Recommendations for speeding up HubSpot data pull in Airbyte

Summary

The user is seeking advice on how to reduce the sync duration for HubSpot data pull in Airbyte after experiencing an increase in sync time despite upgrading Airbyte and the HubSpot source version. The user wants to achieve a sync frequency of every 5 minutes and is looking for tips to optimize the process.


Question

Any recommendations for anyone who uses HubSpot source on how to speed-up the data pull? In our staging, where we have almost no activity, it used to take about 3 min 7seconds consistently to do incremental sync. After upgrading Airbyte to 1.0, and updating HubSpot source to v21 from v18, incremental sync time actually increased to 4min 37s, so almost 50% increase in sync time, but amount of records/size synced did not change. In our production, sync takes 30+ hours and it does not seem to be getting any faster. I would like to reduce this sync to every 5min, which should be possible as FiveTran is doing that currently. Are there any tips on reducing sync duration? I don’t think hardware is an issue as there’s enough ram/cpu, so bottleneck seems to be somewhere else. Thank you.



This topic has been created from a Slack thread to give it more visibility.
It will be on Read-Only mode here. Click here if you want
to access the original thread.

Join the conversation on Slack

["hubspot-source", "data-pull", "speed-up", "incremental-sync", "sync-duration", "optimization", "sync-frequency"]

Is there a particular stream that’s slow? do you have any in the sync that are non-incremental (e.g. email_subscriptions)?

The one that takes the longest is contacts_property_history . It seems like that runs first in every sync, and everything else doesn’t even run until that finishes. In the latest run, it’s been 3 hours to extract 300k data. I think it could potentially go faster than that?

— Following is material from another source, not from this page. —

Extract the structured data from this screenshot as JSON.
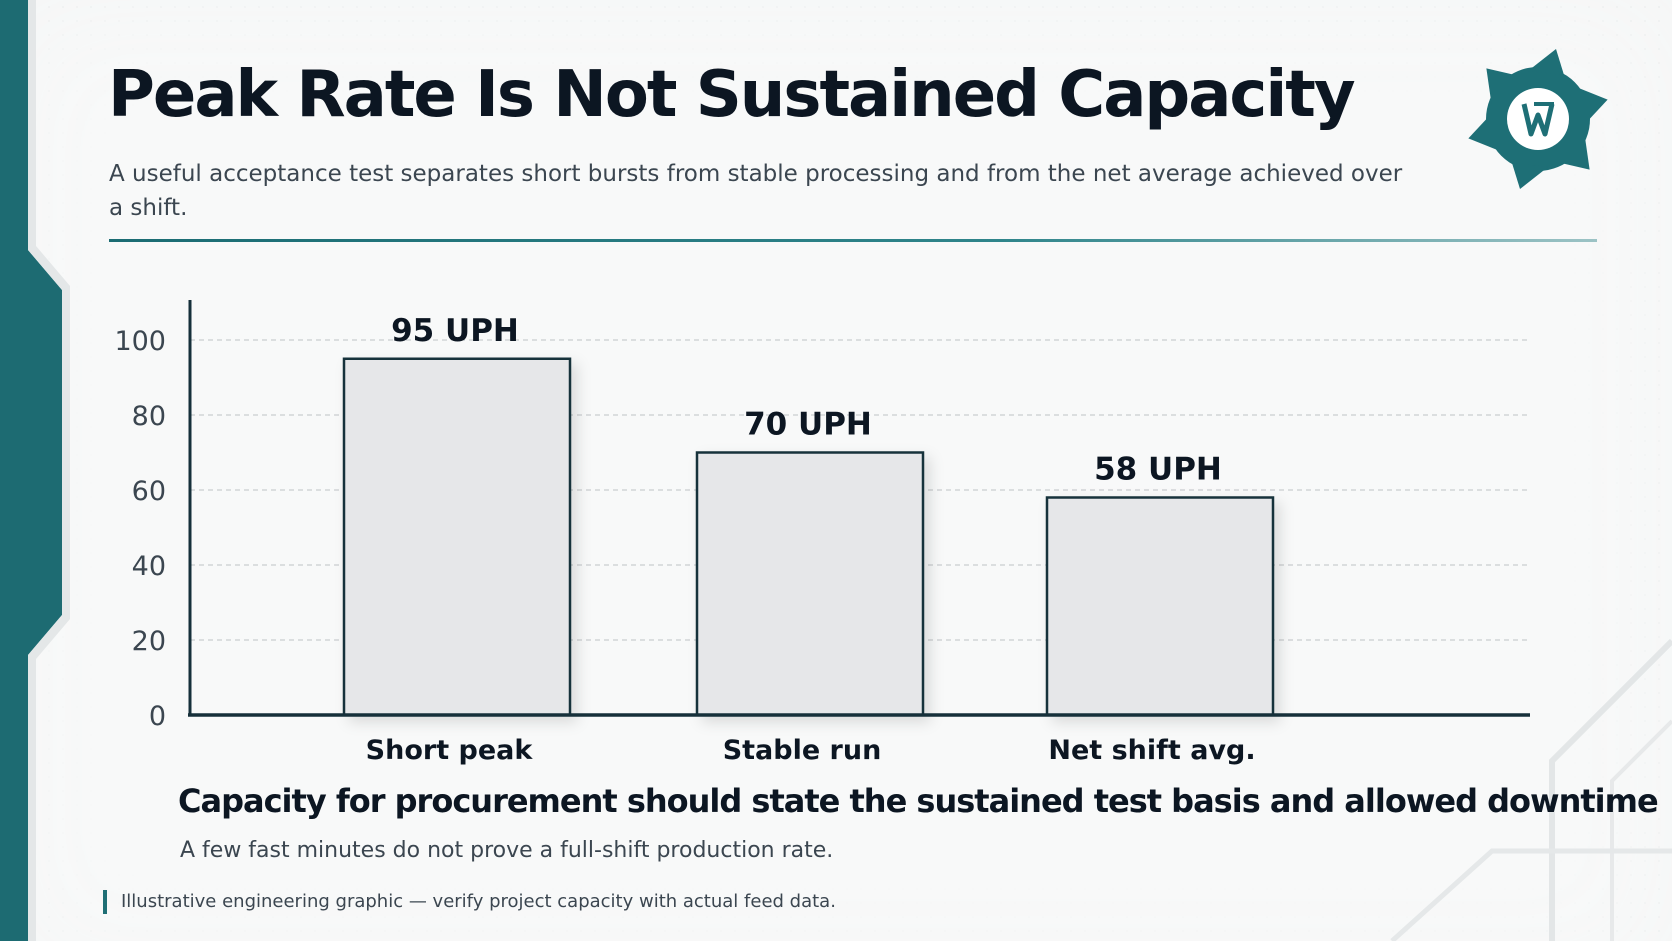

you might need to check the source code to be sure, but I wonder if that is being read as a child stream of Contacts (forcing it to actually read contacts, then the history for each contact).

That can get very slow very fast, and for non-updated contacts it still has to send all those requests.

That’s my initial guess, but we’re not using history objects for high-volume streams like that currently

it also eats up a ton of API requests, meaning you’re more likely to get throttled or rate limited

shouldn’t be wildly different than Fivetran though, unless the stream is configured differently

and the more frequently you’re running, the faster it should go (since there won’t be nearly as high a number of changes since the last sync)

yes, that’s what I was hoping. I was hoping that it would ‘catch-up’ and get faster and faster, but that doesn’t seem to be the case. :disappointed:

Our biggest HubSpot accounts (15 million+ contacts) take a long time, partly due to the number of updates being issued to the contact records by various workflows. But more than that it’s because we pull the email_events stream which can be extremely noisy.

What universe of contact counts are you talking?

Wow. Whoa. So, first off, thank you for asking! I’ve pinged our Python Sources team to take a look. We don’t like performance regressions.

Secondly, we have some tricks up our sleeve, once we push hubspot to v5 of the CDK we should get a lot of performance gains.

I’ve been thinking on how to respond to Justin’s question, without revealing too much, but I think I can say that at this point, FiveTran is syncing from the same source every 4 min, whereas Airbyte is still taking 30 hours and no sign of the amount of time reducing. I see lot of them as ‘Starting…’ under ‘Latest sync’ column, but they don’t really start for hours. Really hoping that this can be much faster. Currently, my airbyte only runs HubSpot and Mixpanel syncing, but Mixpanel only runs once an hour, so shouldn’t impact HubSpot performance.

The amount of contacts/data we have, I don’t expect them to take 30 hours.